Question

The RMS speeds of \( \mathrm{H_2} \) and \( \mathrm{O_2} \) gases are the same. If the temperature of \( \mathrm{O_2} \) gas is \(23^\circ\mathrm{C}\), find the temperature of \( \mathrm{H_2} \) gas.

• A. \(18.5\ \mathrm{K}\)
• B. \(2.5^\circ\mathrm{C}\)
• C. \(18^\circ\mathrm{C}\)
• D. \(164\ \mathrm{K}\)

Hint:

If RMS speeds are equal: \[ T \propto M \] Always convert temperature into Kelvin before substituting in gas equations.

Answer 1

The Correct Option is A

To solve the problem, we need to use the concept of Root Mean Square (RMS) speed for gases, which is derived from the kinetic theory of gases.

The RMS speed, \( v_{\text{rms}} \), of a gas is given by the formula: 

\(v_{\text{rms}} = \sqrt{\frac{3kT}{m}}\)

where:

• \(k\) is the Boltzmann constant.
• \(T\) is the absolute temperature in Kelvin.
• \(m\) is the mass of a molecule of the gas.

Given that the RMS speeds of \(\mathrm{H_2}\) and \(\mathrm{O_2}\) gases are the same, we have:

\(\sqrt{\frac{3kT_{\mathrm{H_2}}}{m_{\mathrm{H_2}}}} = \sqrt{\frac{3kT_{\mathrm{O_2}}}{m_{\mathrm{O_2}}}}\)

By canceling out the common terms and squaring both sides, we get:

\(\frac{T_{\mathrm{H_2}}}{m_{\mathrm{H_2}}} = \frac{T_{\mathrm{O_2}}}{m_{\mathrm{O_2}}}\)

Rearranging gives:

\(T_{\mathrm{H_2}} = T_{\mathrm{O_2}} \cdot \frac{m_{\mathrm{H_2}}}{m_{\mathrm{O_2}}}\)

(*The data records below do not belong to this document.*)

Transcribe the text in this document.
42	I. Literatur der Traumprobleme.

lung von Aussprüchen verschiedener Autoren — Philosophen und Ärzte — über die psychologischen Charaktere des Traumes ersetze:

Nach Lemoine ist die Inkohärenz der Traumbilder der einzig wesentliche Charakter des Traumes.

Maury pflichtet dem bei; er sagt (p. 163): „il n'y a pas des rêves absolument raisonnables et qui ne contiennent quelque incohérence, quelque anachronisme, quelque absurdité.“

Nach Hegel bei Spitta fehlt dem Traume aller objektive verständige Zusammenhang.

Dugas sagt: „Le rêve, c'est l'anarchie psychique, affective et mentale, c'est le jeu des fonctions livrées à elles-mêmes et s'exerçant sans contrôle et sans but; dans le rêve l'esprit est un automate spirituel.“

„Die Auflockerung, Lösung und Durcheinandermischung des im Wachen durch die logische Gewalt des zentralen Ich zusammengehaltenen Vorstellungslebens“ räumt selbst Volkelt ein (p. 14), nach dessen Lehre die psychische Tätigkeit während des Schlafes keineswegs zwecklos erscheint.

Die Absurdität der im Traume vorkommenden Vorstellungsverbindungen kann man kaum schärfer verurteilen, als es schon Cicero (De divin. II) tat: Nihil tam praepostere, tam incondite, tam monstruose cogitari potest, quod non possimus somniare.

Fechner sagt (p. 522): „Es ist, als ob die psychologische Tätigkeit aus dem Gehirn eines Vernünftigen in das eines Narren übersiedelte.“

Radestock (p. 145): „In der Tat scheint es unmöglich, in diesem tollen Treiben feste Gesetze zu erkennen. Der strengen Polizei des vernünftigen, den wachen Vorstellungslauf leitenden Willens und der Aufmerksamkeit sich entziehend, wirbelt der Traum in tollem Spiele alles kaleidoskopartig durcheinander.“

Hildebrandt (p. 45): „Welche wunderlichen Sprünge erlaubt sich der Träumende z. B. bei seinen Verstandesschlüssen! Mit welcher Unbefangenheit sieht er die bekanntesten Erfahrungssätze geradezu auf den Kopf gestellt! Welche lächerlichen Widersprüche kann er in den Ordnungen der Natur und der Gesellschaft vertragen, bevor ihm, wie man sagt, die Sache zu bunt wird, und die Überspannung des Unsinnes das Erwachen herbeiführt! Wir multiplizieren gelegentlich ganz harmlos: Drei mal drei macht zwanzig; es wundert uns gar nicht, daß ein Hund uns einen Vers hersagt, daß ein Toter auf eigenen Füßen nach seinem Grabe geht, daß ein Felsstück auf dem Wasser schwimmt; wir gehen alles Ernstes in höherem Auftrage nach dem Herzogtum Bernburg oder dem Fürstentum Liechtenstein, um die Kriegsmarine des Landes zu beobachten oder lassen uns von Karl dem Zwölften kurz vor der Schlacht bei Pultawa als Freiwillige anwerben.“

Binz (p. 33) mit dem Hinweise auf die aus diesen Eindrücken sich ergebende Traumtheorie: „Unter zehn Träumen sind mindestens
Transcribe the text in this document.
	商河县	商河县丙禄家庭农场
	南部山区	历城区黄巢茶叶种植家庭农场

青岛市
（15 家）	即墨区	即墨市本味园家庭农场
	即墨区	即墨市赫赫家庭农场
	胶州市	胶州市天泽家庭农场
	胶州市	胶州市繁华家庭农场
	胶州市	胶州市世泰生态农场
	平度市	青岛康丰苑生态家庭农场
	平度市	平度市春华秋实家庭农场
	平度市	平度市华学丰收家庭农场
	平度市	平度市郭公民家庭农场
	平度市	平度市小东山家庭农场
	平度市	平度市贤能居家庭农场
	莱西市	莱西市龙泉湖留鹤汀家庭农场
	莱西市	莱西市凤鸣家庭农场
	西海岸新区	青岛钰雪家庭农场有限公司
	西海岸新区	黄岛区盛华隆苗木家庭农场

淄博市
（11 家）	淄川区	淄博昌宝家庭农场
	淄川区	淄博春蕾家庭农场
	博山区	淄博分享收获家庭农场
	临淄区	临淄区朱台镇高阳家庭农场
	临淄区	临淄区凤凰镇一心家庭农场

Let's plug in the known values:

• Temperature of \(\mathrm{O_2}\) gas: \(T_{\mathrm{O_2}} = 23^\circ\mathrm{C} = 296\ \mathrm{K}\).
• Molar mass of \(\mathrm{H_2}\): 2 g/mol.
• Molar mass of \(\mathrm{O_2}\): 32 g/mol.

Substitute these values into the equation:

\(T_{\mathrm{H_2}} = 296\ \mathrm{K} \times \frac{2\ \mathrm{g/mol}}{32\ \mathrm{g/mol}}\)

Simplifying, we find:

\(T_{\mathrm{H_2}} = 296\ \mathrm{K} \times \frac{1}{16} = 18.5\ \mathrm{K}\)

Thus, the temperature of the \(\mathrm{H_2}\) gas is \(18.5\ \mathrm{K}\).